WITH days AS (SELECT * FROM generate_series('2018-01-01', '2019-05-14', '1 day'::interval) AS day)
SELECT day, date_part('dow', day)
FROM days
WHERE day NOT IN (SELECT date FROM INSPECTIONS);
WITH days AS (SELECT * FROM generate_series('2018-01-01', '2019-05-14', '1 day'::interval) AS day)
SELECT day, date_part('dow', day)
FROM days
WHERE day NOT IN (SELECT date FROM INSPECTIONS)
AND date_part('dow', day) NOT IN (0,6);
We don’t just have to lag dates themselves – we can also lag other columns by their date values. Let’s get the changes in temperature from one hour to the next at JFK. And the find the biggest change.

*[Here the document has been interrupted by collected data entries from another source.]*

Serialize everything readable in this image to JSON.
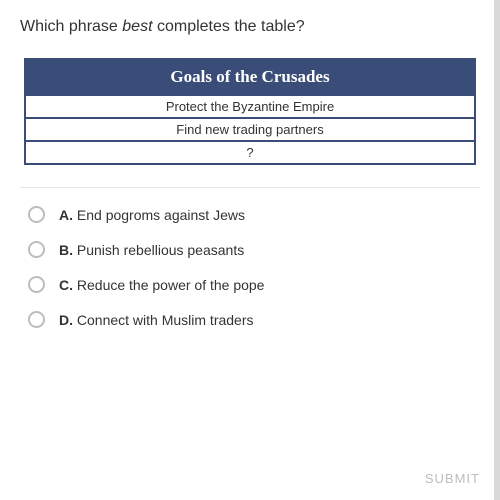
{
  "question": {
    "pre": "Which phrase ",
    "emph": "best",
    "post": " completes the table?"
  },
  "table": {
    "title": "Goals of the Crusades",
    "rows": [
      "Protect the Byzantine Empire",
      "Find new trading partners",
      "?"
    ]
  },
  "choices": [
    {
      "letter": "A.",
      "text": "End pogroms against Jews"
    },
    {
      "letter": "B.",
      "text": "Punish rebellious peasants"
    },
    {
      "letter": "C.",
      "text": "Reduce the power of the pope"
    },
    {
      "letter": "D.",
      "text": "Connect with Muslim traders"
    }
  ],
  "submit_label": "SUBMIT"
}
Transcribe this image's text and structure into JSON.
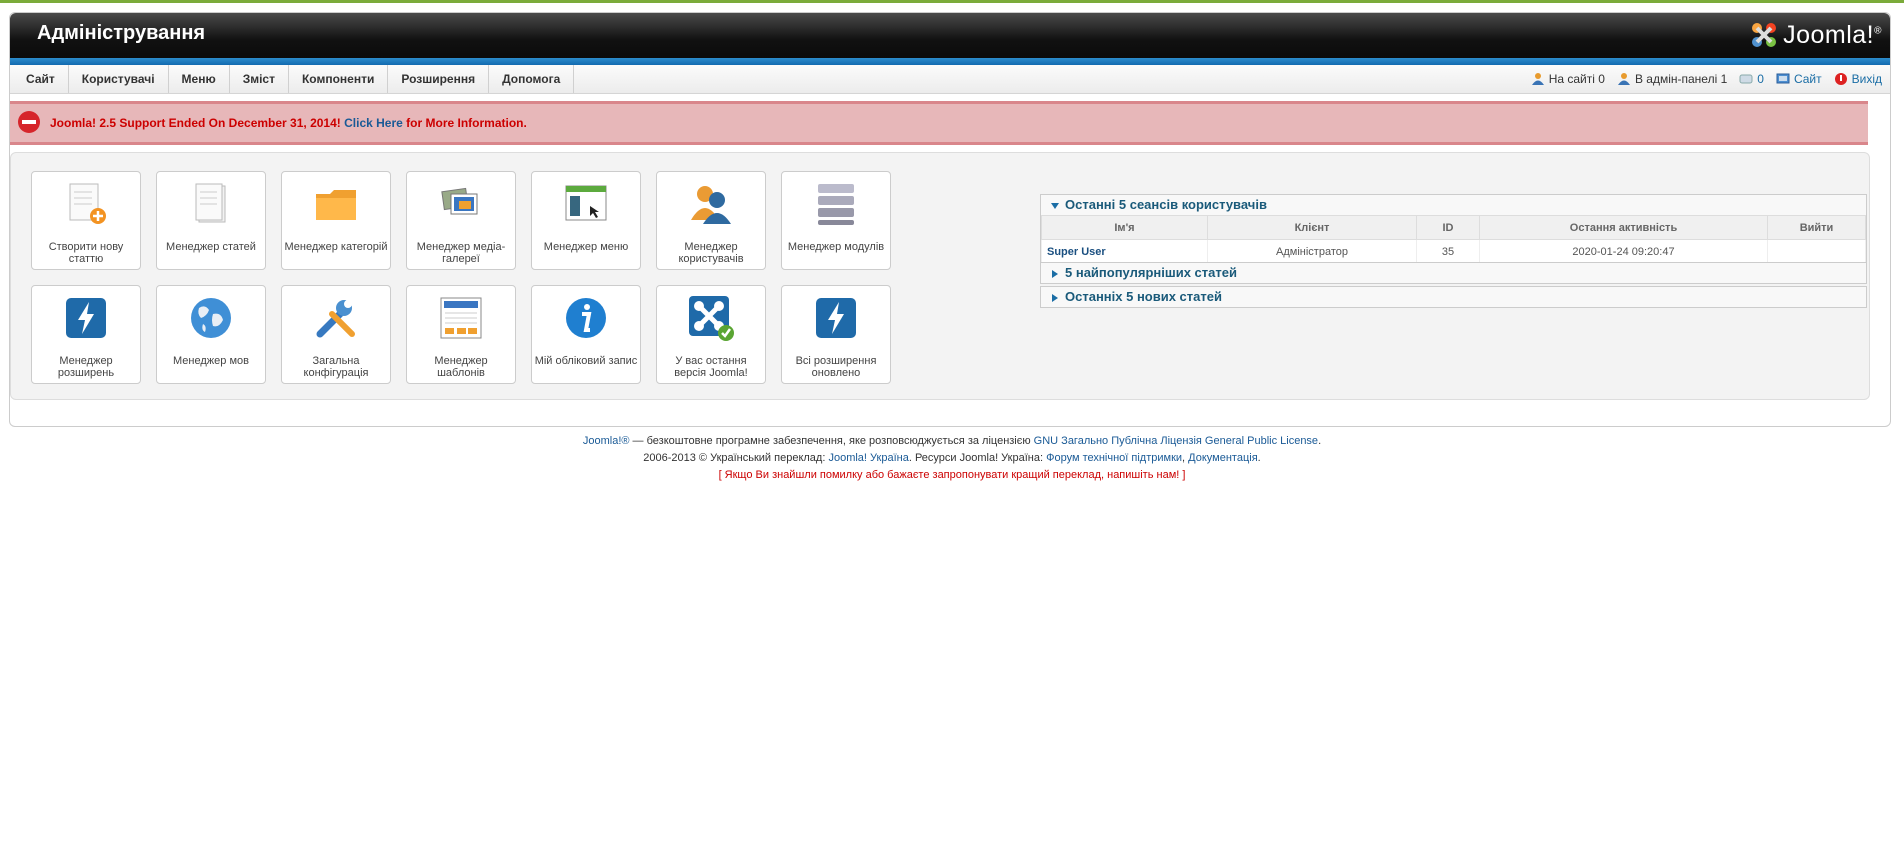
{
  "header": {
    "title": "Адміністрування",
    "logo_text": "Joomla!",
    "logo_mark": "®"
  },
  "menu": [
    "Сайт",
    "Користувачі",
    "Меню",
    "Зміст",
    "Компоненти",
    "Розширення",
    "Допомога"
  ],
  "status": {
    "on_site": "На сайті 0",
    "in_admin": "В адмін-панелі 1",
    "messages": "0",
    "site": "Сайт",
    "logout": "Вихід"
  },
  "alert": {
    "text_before": "Joomla! 2.5 Support Ended On December 31, 2014!",
    "link": "Click Here",
    "text_after": "for More Information."
  },
  "icons": [
    {
      "label": "Створити нову статтю",
      "icon": "add-article-icon"
    },
    {
      "label": "Менеджер статей",
      "icon": "article-icon"
    },
    {
      "label": "Менеджер категорій",
      "icon": "folder-icon"
    },
    {
      "label": "Менеджер медіа-галереї",
      "icon": "media-icon"
    },
    {
      "label": "Менеджер меню",
      "icon": "menu-icon"
    },
    {
      "label": "Менеджер користувачів",
      "icon": "users-icon"
    },
    {
      "label": "Менеджер модулів",
      "icon": "modules-icon"
    },
    {
      "label": "Менеджер розширень",
      "icon": "extension-icon"
    },
    {
      "label": "Менеджер мов",
      "icon": "globe-icon"
    },
    {
      "label": "Загальна конфігурація",
      "icon": "tools-icon"
    },
    {
      "label": "Менеджер шаблонів",
      "icon": "template-icon"
    },
    {
      "label": "Мій обліковий запис",
      "icon": "info-icon"
    },
    {
      "label": "У вас остання версія Joomla!",
      "icon": "joomla-update-icon"
    },
    {
      "label": "Всі розширення оновлено",
      "icon": "extension-update-icon"
    }
  ],
  "panels": {
    "sessions": {
      "title": "Останні 5 сеансів користувачів",
      "columns": [
        "Ім'я",
        "Клієнт",
        "ID",
        "Остання активність",
        "Вийти"
      ],
      "rows": [
        [
          "Super User",
          "Адміністратор",
          "35",
          "2020-01-24 09:20:47",
          ""
        ]
      ]
    },
    "popular": {
      "title": "5 найпопулярніших статей"
    },
    "latest": {
      "title": "Останніх 5 нових статей"
    }
  },
  "footer": {
    "l1_link1": "Joomla!®",
    "l1_text": " — безкоштовне програмне забезпечення, яке розповсюджується за ліцензією ",
    "l1_link2": "GNU Загально Публічна Ліцензія General Public License",
    "l2_text1": "2006-2013 © Український переклад: ",
    "l2_link1": "Joomla! Україна",
    "l2_text2": ". Ресурси Joomla! Україна: ",
    "l2_link2": "Форум технічної підтримки",
    "l2_sep": ", ",
    "l2_link3": "Документація",
    "l3": "[ Якщо Ви знайшли помилку або бажаєте запропонувати кращий переклад, напишіть нам! ]"
  },
  "colors": {
    "accent": "#1a6da5",
    "alert_bg": "#e7b7b9",
    "alert_text": "#cc0000",
    "header_stripe": "#1b75bb"
  }
}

Remember to limit to just rows for JFK, and order by time_hour overall. And you’ll want the absolute value of the difference with function abs.
WITH changes AS
(SELECT time_hour, temp,
lag(temp) OVER (ORDER BY time_hour) AS lagged,
abs(temp-lag(temp) OVER (ORDER BY time_hour)) AS diff
FROM weather
WHERE origin='JFK'
ORDER BY time_hour)
SELECT time_hour, temp, lagged, diff
FROM changes
WHERE diff = (SELECT max(diff) FROM changes);
This seems impossible, so let’s take a look:
SELECT *
FROM weather
WHERE origin='JFK'
AND date_trunc('day', time_hour) = '2013-05-09';
Looks like bad data entry.